Privately-owned housing starts in August were at a seasonally adjusted annual rate of 571,000, 5 percent below the revised July estimate of 601,000 and 5.8 percent below the August 2010 rate of 606,000, according to the latest data from the U.S. Census Bureau and the Department of Housing and Urban Development.
Single-family housing starts in August were at a rate of 417,000; this is 1.4 percent below the revised July figure of 423,000.
"At this point, most builders are only looking to replenish their depleted inventories of new homes for sale, but otherwise holding off on new projects," said National Association of Home Builders (NAHB) Chairman Bob Nielsen, a home builder from Reno, Nev. "While we would like to get more crews back on the job, we need to see solid improvement in consumer demand, greater access to credit for both builders and buyers, and a reduction in the number of foreclosed properties on the market before we can ramp up new production."

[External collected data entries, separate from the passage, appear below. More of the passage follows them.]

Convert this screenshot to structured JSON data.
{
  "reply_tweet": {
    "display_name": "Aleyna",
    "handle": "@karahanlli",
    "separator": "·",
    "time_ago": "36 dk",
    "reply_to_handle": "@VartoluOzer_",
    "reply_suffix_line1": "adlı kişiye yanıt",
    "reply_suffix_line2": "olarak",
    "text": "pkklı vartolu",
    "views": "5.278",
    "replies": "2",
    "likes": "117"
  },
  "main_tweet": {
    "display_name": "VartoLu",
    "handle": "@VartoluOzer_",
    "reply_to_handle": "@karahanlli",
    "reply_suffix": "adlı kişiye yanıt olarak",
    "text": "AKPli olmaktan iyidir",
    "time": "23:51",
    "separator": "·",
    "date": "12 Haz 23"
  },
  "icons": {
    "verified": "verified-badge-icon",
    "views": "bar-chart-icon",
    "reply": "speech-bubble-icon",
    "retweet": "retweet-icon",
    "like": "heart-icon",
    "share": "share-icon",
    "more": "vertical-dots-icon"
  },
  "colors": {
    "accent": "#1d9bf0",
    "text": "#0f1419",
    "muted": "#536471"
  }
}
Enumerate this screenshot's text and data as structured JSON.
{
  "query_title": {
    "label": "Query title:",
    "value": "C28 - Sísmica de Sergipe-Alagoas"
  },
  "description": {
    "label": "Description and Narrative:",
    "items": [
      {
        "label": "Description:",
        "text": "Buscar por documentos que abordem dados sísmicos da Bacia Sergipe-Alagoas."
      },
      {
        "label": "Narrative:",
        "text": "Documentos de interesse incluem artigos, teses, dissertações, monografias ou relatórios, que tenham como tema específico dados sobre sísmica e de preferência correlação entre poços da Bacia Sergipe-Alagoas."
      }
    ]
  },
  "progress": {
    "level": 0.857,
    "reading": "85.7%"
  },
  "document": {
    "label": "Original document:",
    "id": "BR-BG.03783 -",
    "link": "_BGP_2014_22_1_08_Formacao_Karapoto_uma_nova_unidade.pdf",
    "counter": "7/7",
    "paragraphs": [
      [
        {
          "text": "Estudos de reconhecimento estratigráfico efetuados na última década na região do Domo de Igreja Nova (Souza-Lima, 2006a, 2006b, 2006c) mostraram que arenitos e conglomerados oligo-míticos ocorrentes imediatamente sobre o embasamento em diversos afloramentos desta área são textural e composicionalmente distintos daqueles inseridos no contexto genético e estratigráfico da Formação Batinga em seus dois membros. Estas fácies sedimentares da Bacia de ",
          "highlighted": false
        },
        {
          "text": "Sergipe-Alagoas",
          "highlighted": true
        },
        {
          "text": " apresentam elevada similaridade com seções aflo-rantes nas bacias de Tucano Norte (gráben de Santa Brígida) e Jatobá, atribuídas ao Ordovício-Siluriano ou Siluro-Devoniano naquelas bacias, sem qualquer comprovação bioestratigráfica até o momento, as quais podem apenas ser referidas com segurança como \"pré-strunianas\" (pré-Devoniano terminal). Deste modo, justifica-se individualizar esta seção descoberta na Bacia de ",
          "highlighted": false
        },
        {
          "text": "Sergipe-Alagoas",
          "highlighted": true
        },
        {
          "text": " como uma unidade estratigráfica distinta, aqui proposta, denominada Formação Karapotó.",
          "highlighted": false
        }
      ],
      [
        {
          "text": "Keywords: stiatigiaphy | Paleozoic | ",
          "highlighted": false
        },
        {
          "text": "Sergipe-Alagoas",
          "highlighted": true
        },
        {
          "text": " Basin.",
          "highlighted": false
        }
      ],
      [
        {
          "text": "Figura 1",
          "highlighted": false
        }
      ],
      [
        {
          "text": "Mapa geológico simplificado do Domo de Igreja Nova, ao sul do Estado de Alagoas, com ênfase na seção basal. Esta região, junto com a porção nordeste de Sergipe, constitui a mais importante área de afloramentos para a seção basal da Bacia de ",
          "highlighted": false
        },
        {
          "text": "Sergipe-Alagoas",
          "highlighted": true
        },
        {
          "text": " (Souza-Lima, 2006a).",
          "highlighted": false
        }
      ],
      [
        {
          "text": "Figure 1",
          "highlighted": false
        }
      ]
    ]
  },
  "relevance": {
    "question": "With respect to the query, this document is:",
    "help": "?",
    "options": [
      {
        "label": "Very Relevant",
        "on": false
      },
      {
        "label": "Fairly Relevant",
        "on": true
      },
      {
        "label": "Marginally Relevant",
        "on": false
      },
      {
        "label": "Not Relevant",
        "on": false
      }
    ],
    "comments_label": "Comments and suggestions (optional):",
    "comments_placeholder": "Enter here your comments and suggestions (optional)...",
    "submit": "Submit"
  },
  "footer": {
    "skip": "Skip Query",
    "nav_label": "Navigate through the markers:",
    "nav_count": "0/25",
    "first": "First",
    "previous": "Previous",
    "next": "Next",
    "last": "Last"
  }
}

"Today's numbers are completely consistent with NAHB's forecast for the quarter, and are in keeping with the anemic economic and job growth we are seeing across most of the country," said NAHB Senior Economist Robert Denk. "That said, we continue to anticipate modest gains in new-home production through the end of this year with greater momentum building into 2013, and some pockets of improvement are already evident in about a dozen metros nationwide."
Regionally, combined starts activity was mixed in August, with the Midwest and West posting gains of 2.6 percent and 2.2 percent, respectively, and the Northeast and South posting declines of 29.1 percent and 3.3 percent, respectively.
Building permits, which can be an indicator of future building activity, rose 3.2 percent to a seasonally adjusted annual rate of 620,000 units in August, their highest level since last December. Single-family permits gained 2.5 percent to 413,000 units, while multifamily permits gained 4.5 percent to 207,000 units.
Permit issuance rose in three out of four regions in August. The South was the only region to post a decline, of 1.3 percent, while the Northeast, Midwest and West posted gains of 3.3 percent, 6.3 percent, and 11.3 percent, respectively.